Personal Type I error rates


As usual at the beginning of the week, this blog presents something in a lighter vein. However, this week we depart from phylogenetic networks in the strict sense, and take a humorous look at the broader statistical life of biologists.

Statistics is a curious thing, which allows scientists to make probability errors of two types: Type I (also known as false positives) and Type II (also known as false negatives). Importantly, these errors can accumulate in any one experiment, so that we can also recognize an Experimentwise Error Rate, which is the sum of the individual errors associated with each experimental hypothesis test.

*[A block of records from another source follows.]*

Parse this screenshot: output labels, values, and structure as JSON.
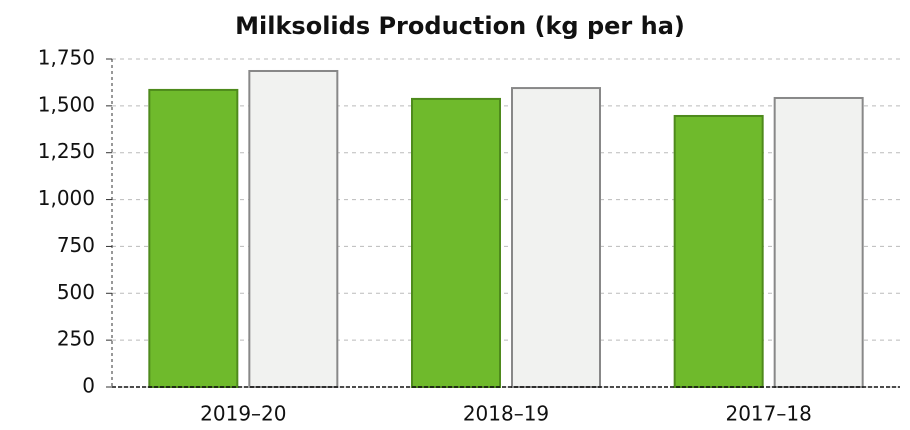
{
  "chart_data": {
    "type": "bar",
    "title": "Milksolids Production (kg per ha)",
    "categories": [
      "2019–20",
      "2018–19",
      "2017–18"
    ],
    "series": [
      {
        "color": "#6fba2c",
        "values": [
          1585,
          1537,
          1446
        ]
      },
      {
        "color": "#f1f2f0",
        "values": [
          1686,
          1595,
          1542
        ]
      }
    ],
    "ylim": [
      0,
      1750
    ],
    "yticks": [
      0,
      250,
      500,
      750,
      {
        "value": 1000,
        "label": "1,000"
      },
      {
        "value": 1250,
        "label": "1,250"
      },
      {
        "value": 1500,
        "label": "1,500"
      },
      {
        "value": 1750,
        "label": "1,750"
      }
    ],
    "grid": true
  }
}
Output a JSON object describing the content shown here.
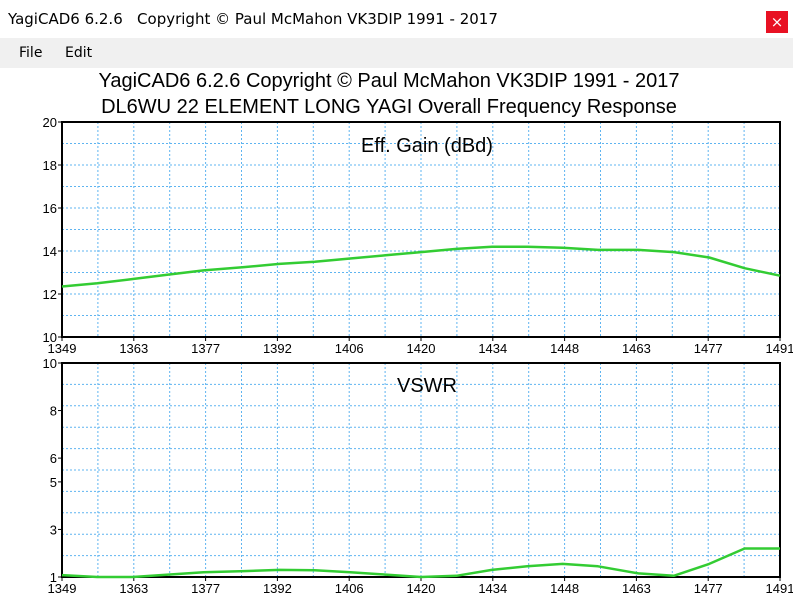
{
  "window": {
    "title": "YagiCAD6 6.2.6   Copyright © Paul McMahon VK3DIP 1991 - 2017",
    "close_glyph": "×"
  },
  "menu": {
    "items": [
      "File",
      "Edit"
    ]
  },
  "chart_data": [
    {
      "type": "line",
      "title_lines": [
        "YagiCAD6 6.2.6   Copyright © Paul McMahon VK3DIP 1991 - 2017",
        "DL6WU 22 ELEMENT LONG YAGI Overall Frequency Response"
      ],
      "inner_label": "Eff. Gain (dBd)",
      "xlim": [
        1349,
        1491
      ],
      "ylim": [
        10,
        20
      ],
      "xticks": [
        "1349",
        "1363",
        "1377",
        "1392",
        "1406",
        "1420",
        "1434",
        "1448",
        "1463",
        "1477",
        "1491"
      ],
      "yticks": [
        "20",
        "18",
        "16",
        "14",
        "12",
        "10"
      ],
      "grid": true,
      "line_color": "#33cc33",
      "grid_color": "#5fb4f0",
      "x": [
        1349,
        1356,
        1363,
        1370,
        1377,
        1385,
        1392,
        1399,
        1406,
        1413,
        1420,
        1427,
        1434,
        1441,
        1448,
        1455,
        1463,
        1470,
        1477,
        1484,
        1491
      ],
      "y": [
        12.35,
        12.5,
        12.7,
        12.9,
        13.1,
        13.25,
        13.4,
        13.5,
        13.65,
        13.8,
        13.95,
        14.1,
        14.2,
        14.2,
        14.15,
        14.05,
        14.05,
        13.95,
        13.7,
        13.2,
        12.85
      ]
    },
    {
      "type": "line",
      "inner_label": "VSWR",
      "xlim": [
        1349,
        1491
      ],
      "ylim": [
        1,
        10
      ],
      "xticks": [
        "1349",
        "1363",
        "1377",
        "1392",
        "1406",
        "1420",
        "1434",
        "1448",
        "1463",
        "1477",
        "1491"
      ],
      "yticks": [
        "10",
        "8",
        "6",
        "5",
        "3",
        "1"
      ],
      "ytick_values": [
        10,
        8,
        6,
        5,
        3,
        1
      ],
      "grid": true,
      "line_color": "#33cc33",
      "grid_color": "#5fb4f0",
      "x": [
        1349,
        1356,
        1363,
        1370,
        1377,
        1385,
        1392,
        1399,
        1406,
        1413,
        1420,
        1427,
        1434,
        1441,
        1448,
        1455,
        1463,
        1470,
        1477,
        1484,
        1491
      ],
      "y": [
        1.08,
        1.0,
        1.0,
        1.1,
        1.2,
        1.25,
        1.3,
        1.28,
        1.2,
        1.1,
        1.0,
        1.05,
        1.3,
        1.45,
        1.55,
        1.45,
        1.15,
        1.05,
        1.55,
        2.2,
        2.2
      ]
    }
  ]
}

However, what is not widely recognized is that these errors apply in life, as well. In particular, biologists accumulate statistical errors throughout their lives, so that we all have a Personal Lifetime Error Rate.

I once wrote a tongue-in-cheek article about the accumulation of Type I errors throughout the working life of a biological scientist, and the consequences for the experiments conducted by that scientist. This article appeared in 1991 in the Bulletin of the Ecological Society of Australia 21(3): 49–53, which means that I used an ecologist as my specific example of a biologist. The principle applies to all biologists, however.

Since this issue of the Bulletin is not online, presumably no-one has read this article since 1991, although it has recently been referenced on the web (see the sixth comment on this blog post).** You, too, should read it, and so I have linked to a PDF copy [1.7 MB] of the paper:
Personal Type I error rates in the ecological sciences


** Note that I am alternately referred to as an "inveterate mischief maker" and "a very wise man"!